O estreito de Breves,
obstáculo natural, é dotado de muitas curvas e
estrangulamentos que chegam a cem metros de largura (menos do que o
comprimento do navio), em profundidades consideráveis. A
utilização do Radar no estreito é uma constante; a
vigilância do passadiço deve ser muito bem exercida pelos
vigias dos navios que por ali trafegam e os timoneiros devem ser
selecionados entre os melhores de bordo. Contudo, nem sempre se
consegue
um resultado ideal dessa equação.
Tripulações reduzidas, indisposição ou
fadiga, horário das refeições, isso tudo nos
obriga
a escalar indistintamente qualquer marinheiro para executar a tarefa de
timoneiro.
O tripulante de
convés Luis, bom marinheiro, potiguar, cabelo carapinho tendendo
para louro, estatura média e olhos puxados tipo oriental,
exímio conhecedor de poleames e massames, fainas distintas do
convés, era um excelente timoneiro... antes de ficar surdo. E a
tal ponto que, ao lhe fazermos uma pergunta, respondia algo que nada
tinha a ver com o questionado. Mesmo assim, prescindir da
permanência do seu Luis como membro da nossa
tripulação, era algo que não cogitávamos
por
se tratar de um excelente tripulante. Chegar, porém, ao extremo
de indicá-lo para timoneiro na travessia do Estreito de Breves,
era algo inimaginável, mas isso, um dia, acabou acontecendo. O
timoneiro de serviço sofreu um súbito distúrbio
intestinal e precisou ser substituído urgentemente. O jantar
estava sendo servido; parte da guarnição de convés
ainda estava no banho, recompondo-se de uma faina de limpeza de
óleo no convés e apenas o seu Luis estava
disponível.
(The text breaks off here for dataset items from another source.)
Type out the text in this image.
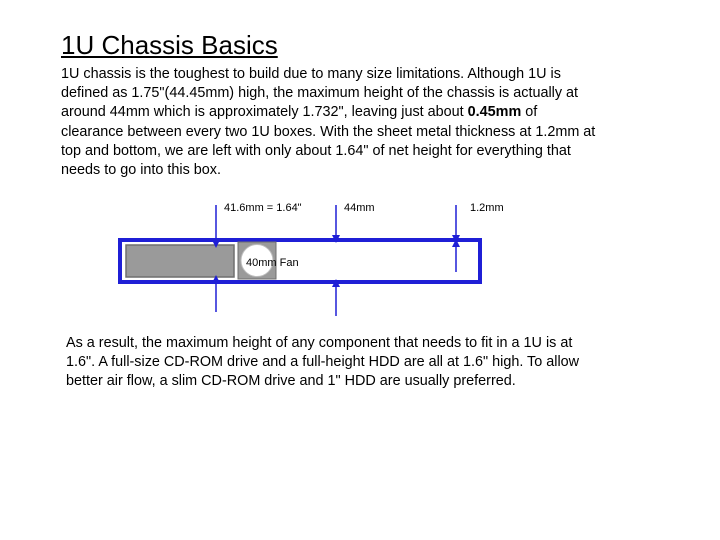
1U Chassis Basics

1U chassis is the toughest to build due to many size limitations. Although 1U is defined as 1.75"(44.45mm) high, the maximum height of the chassis is actually at around 44mm which is approximately 1.732", leaving just about 0.45mm of clearance between every two 1U boxes. With the sheet metal thickness at 1.2mm at top and bottom, we are left with only about 1.64" of net height for everything that needs to go into this box.

41.6mm = 1.64"	44mm	1.2mm
40mm Fan

As a result, the maximum height of any component that needs to fit in a 1U is at 1.6". A full-size CD-ROM drive and a full-height HDD are all at 1.6" high. To allow better air flow, a slim CD-ROM drive and 1" HDD are usually preferred.
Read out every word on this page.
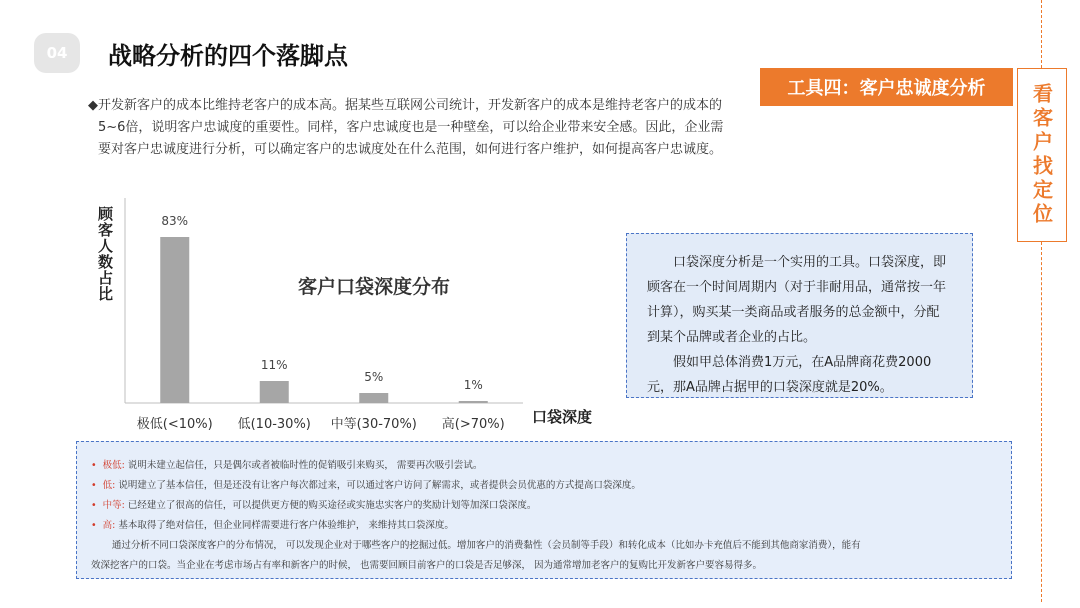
04	战略分析的四个落脚点
工具四：客户忠诚度分析	看客户找定位
◆开发新客户的成本比维持老客户的成本高。据某些互联网公司统计，开发新客户的成本是维持老客户的成本的

5~6倍，说明客户忠诚度的重要性。同样，客户忠诚度也是一种壁垒，可以给企业带来安全感。因此，企业需
要对客户忠诚度进行分析，可以确定客户的忠诚度处在什么范围，如何进行客户维护，如何提高客户忠诚度。
顾客人数占比	83%
极低(<10%)
11%
低(10-30%)
5%
中等(30-70%)
1%
高(>70%)
客户口袋深度分布
口袋深度

口袋深度分析是一个实用的工具。口袋深度，即顾客在一个时间周期内（对于非耐用品，通常按一年计算），购买某一类商品或者服务的总金额中，分配到某个品牌或者企业的占比。

假如甲总体消费1万元，在A品牌商花费2000元，那A品牌占据甲的口袋深度就是20%。

• 极低: 说明未建立起信任，只是偶尔或者被临时性的促销吸引来购买， 需要再次吸引尝试。
• 低: 说明建立了基本信任，但是还没有让客户每次都过来，可以通过客户访问了解需求，或者提供会员优惠的方式提高口袋深度。
• 中等: 已经建立了很高的信任，可以提供更方便的购买途径或实施忠实客户的奖励计划等加深口袋深度。
• 高: 基本取得了绝对信任，但企业同样需要进行客户体验维护， 来维持其口袋深度。
通过分析不同口袋深度客户的分布情况， 可以发现企业对于哪些客户的挖掘过低。增加客户的消费黏性（会员制等手段）和转化成本（比如办卡充值后不能到其他商家消费），能有
效深挖客户的口袋。当企业在考虑市场占有率和新客户的时候， 也需要回顾目前客户的口袋是否足够深， 因为通常增加老客户的复购比开发新客户要容易得多。
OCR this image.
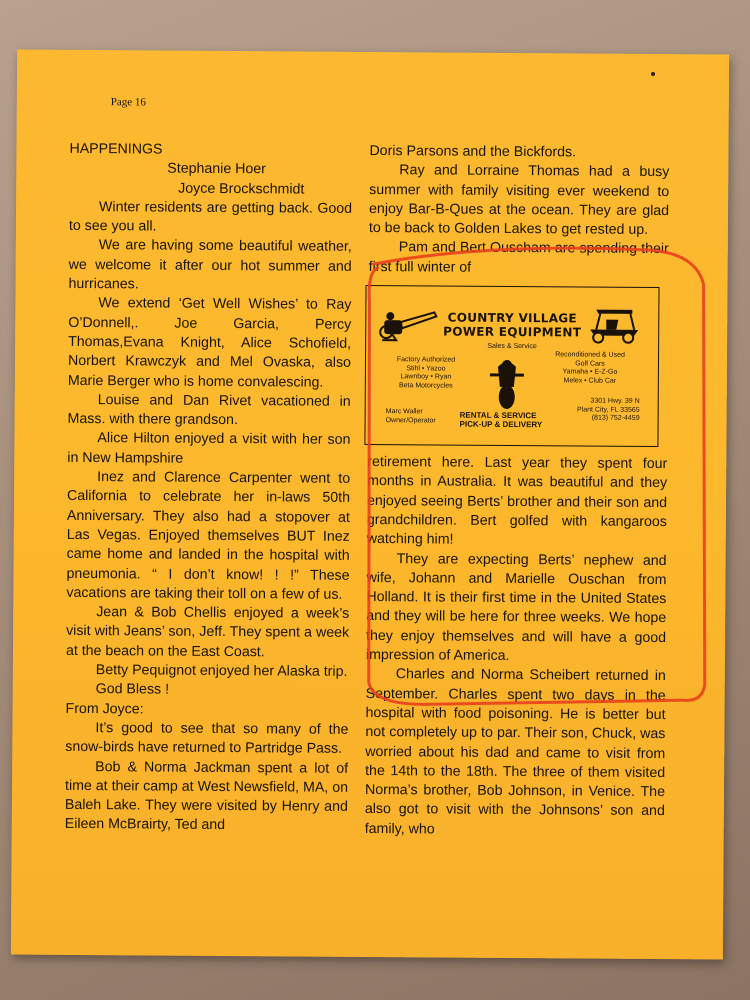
Page 16

HAPPENINGS

Stephanie Hoer
Joyce Brockschmidt

Winter residents are getting back. Good to see you all.

We are having some beautiful weather, we welcome it after our hot summer and hurricanes.

We extend ‘Get Well Wishes’ to Ray O’Donnell,. Joe Garcia, Percy Thomas,Evana Knight, Alice Schofield, Norbert Krawczyk and Mel Ovaska, also Marie Berger who is home convalescing.

Louise and Dan Rivet vacationed in Mass. with there grandson.

Alice Hilton enjoyed a visit with her son in New Hampshire

Inez and Clarence Carpenter went to California to celebrate her in-laws 50th Anniversary. They also had a stopover at Las Vegas. Enjoyed themselves BUT Inez came home and landed in the hospital with pneumonia. “ I don’t know! ! !” These vacations are taking their toll on a few of us.

Jean & Bob Chellis enjoyed a week’s visit with Jeans’ son, Jeff. They spent a week at the beach on the East Coast.

Betty Pequignot enjoyed her Alaska trip.

God Bless !

From Joyce:

It’s good to see that so many of the snow-birds have returned to Partridge Pass.

Bob & Norma Jackman spent a lot of time at their camp at West Newsfield, MA, on Baleh Lake. They were visited by Henry and Eileen McBrairty, Ted and

Doris Parsons and the Bickfords.

Ray and Lorraine Thomas had a busy summer with family visiting ever weekend to enjoy Bar-B-Ques at the ocean. They are glad to be back to Golden Lakes to get rested up.

Pam and Bert Ouscham are spending their first full winter of

COUNTRY VILLAGE
POWER EQUIPMENT
Sales & Service
Factory Authorized
Stihl • Yazoo
Lawnboy • Ryan
Beta Motorcycles
Reconditioned & Used
Golf Cars
Yamaha • E-Z-Go
Melex • Club Car
Marc Waller
Owner/Operator
RENTAL & SERVICE
PICK-UP & DELIVERY
3301 Hwy. 39 N
Plant City, FL 33565
(813) 752-4459

retirement here. Last year they spent four months in Australia. It was beautiful and they enjoyed seeing Berts’ brother and their son and grandchildren. Bert golfed with kangaroos watching him!

They are expecting Berts’ nephew and wife, Johann and Marielle Ouschan from Holland. It is their first time in the United States and they will be here for three weeks. We hope they enjoy themselves and will have a good impression of America.

Charles and Norma Scheibert returned in September. Charles spent two days in the hospital with food poisoning. He is better but not completely up to par. Their son, Chuck, was worried about his dad and came to visit from the 14th to the 18th. The three of them visited Norma’s brother, Bob Johnson, in Venice. The also got to visit with the Johnsons’ son and family, who
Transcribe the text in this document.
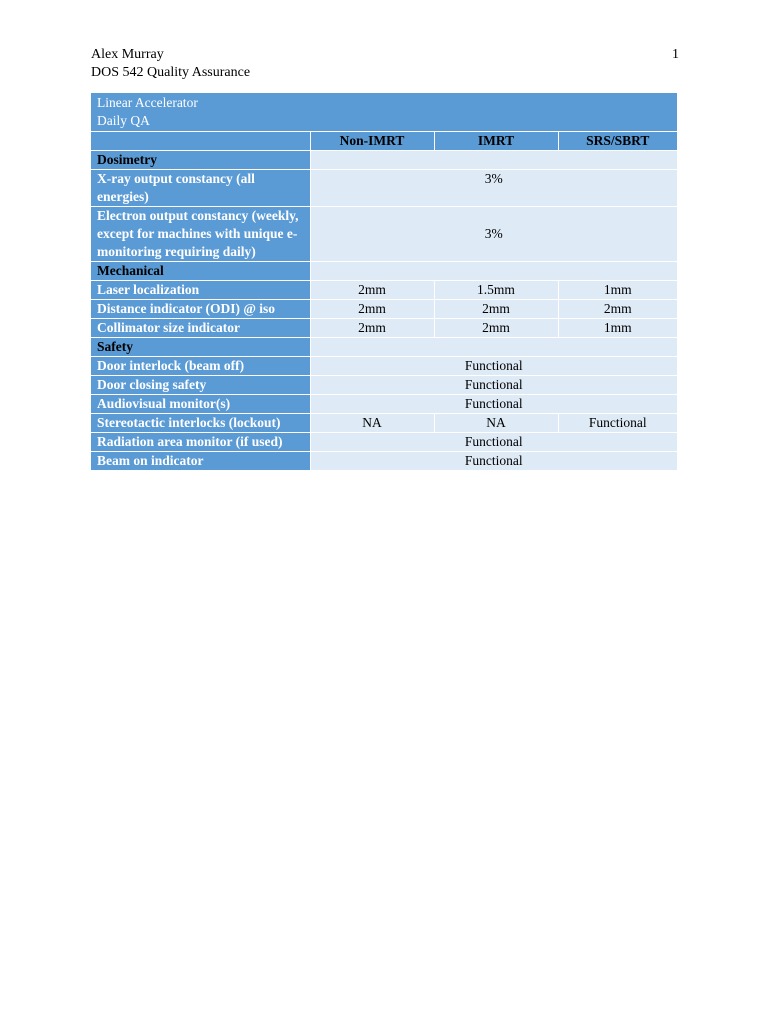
Alex Murray
DOS 542 Quality Assurance
1
Linear Accelerator
Daily QA			

	Non-IMRT	IMRT	SRS/SBRT
Dosimetry			
X-ray output constancy (all energies)	3%		
Electron output constancy (weekly, except for machines with unique e-monitoring requiring daily)	3%		
Mechanical			
Laser localization	2mm	1.5mm	1mm
Distance indicator (ODI) @ iso	2mm	2mm	2mm
Collimator size indicator	2mm	2mm	1mm
Safety			
Door interlock (beam off)	Functional		
Door closing safety	Functional		
Audiovisual monitor(s)	Functional		
Stereotactic interlocks (lockout)	NA	NA	Functional
Radiation area monitor (if used)	Functional		
Beam on indicator	Functional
Não teve jeito.
- Seu Luis, corra
até ao passadiço e substitua o Zé Severino que
está passando mal - ordenou o Mestre de Convés.
Seu Luis, sempre
solícito, se apressou em cumprir a ordem.
Confesso que preferia que
tivessem me avisado antes. Eu mesmo poderia assumir o timão.
Seu Luis subiu para o
passadiço e assumiu o governo do navio.
O sexto sentido que todo
Comandante adquire ao longo do exercício da profissão me
induziu a ir até a casa do leme. Até então, seu
Luis se saía muito bem. Conduzia o “Carmopolis” com extrema
maestria; também pudera, desde que assumiu o leme só
conduziu o navio em linha reta. Acontece que uma curva para boreste se
aproximava e ia exigir uma guinada brusca do navio. O prático
ordenou a seu Luis:
- Quinze graus de leme para boreste, marujo!
E
seu Luis repetiu como de praxe.
- Todo leme para bombordo, seu prático.
Felizmente, eu havia
chegado a tempo para interferir na manobra. Imediatamente corrigi:
-
Não, seu Luis, todo leme para boreste – gritei bem alto ao
ouvido dele que desta vez entendeu e cumpriu.
Conclusão, seu
Luis que já começara a guinar para bombordo, desfez o
leme
para boreste, mas, devido ao seguimento, a pouca largura do rio e a
curva acentuada, não houve mais tempo para corrigir o curso e o
navio acabou indo de encontro ao barranco e saiu arrastando o costado
pelo estreito afora, antes de completar a curva para boreste, como o
Prático ordenara.
Um fato tragicômico
então ocorreu. A popa do “Carmópolis” saiu varrendo a
beira do barranco derrubando pequenas árvores e, em dado
momento,
avançou uns metros terra a dento. O barraco de palha de um
caboclo, situado bem na curva do rio, próximo à margem,
quase foi atropelado pelo navio; as luzes da popa iluminaram o
barraco, causando certamente uma sensação de pavor
inusitado àquela família. Enquanto o navio se arrastava
pelo barranco o caboclo e seus nove filhos saíam em disparada
por
baixo da parede de palha da moradia, enquanto dois cachorros vira-latas
latiam sem parar. Por fim, saiu a mulher do caboclo com um filho nos
braços e outro no buxo, também em disparada.
Ao
concluir a manobra, olhamos para ré e vimos um princípio
de incêndio próximo à casa de palha; certamente a
lamparina a querosene virou e provocou o incêndio, imaginamos...
Felizmente
tudo não passou de um susto. Se acontecesse o pior já
imaginávamos o sensacionalismo da imprensa com suas criativas
manchetes:
“Navio
atropela barraco no Rio Amazonas e mata família inteira” ou
“Navio
desgovernado sobe barranco no Rio Amazonas e mata família
ribeirinha”.
Certamente
ninguém acreditaria.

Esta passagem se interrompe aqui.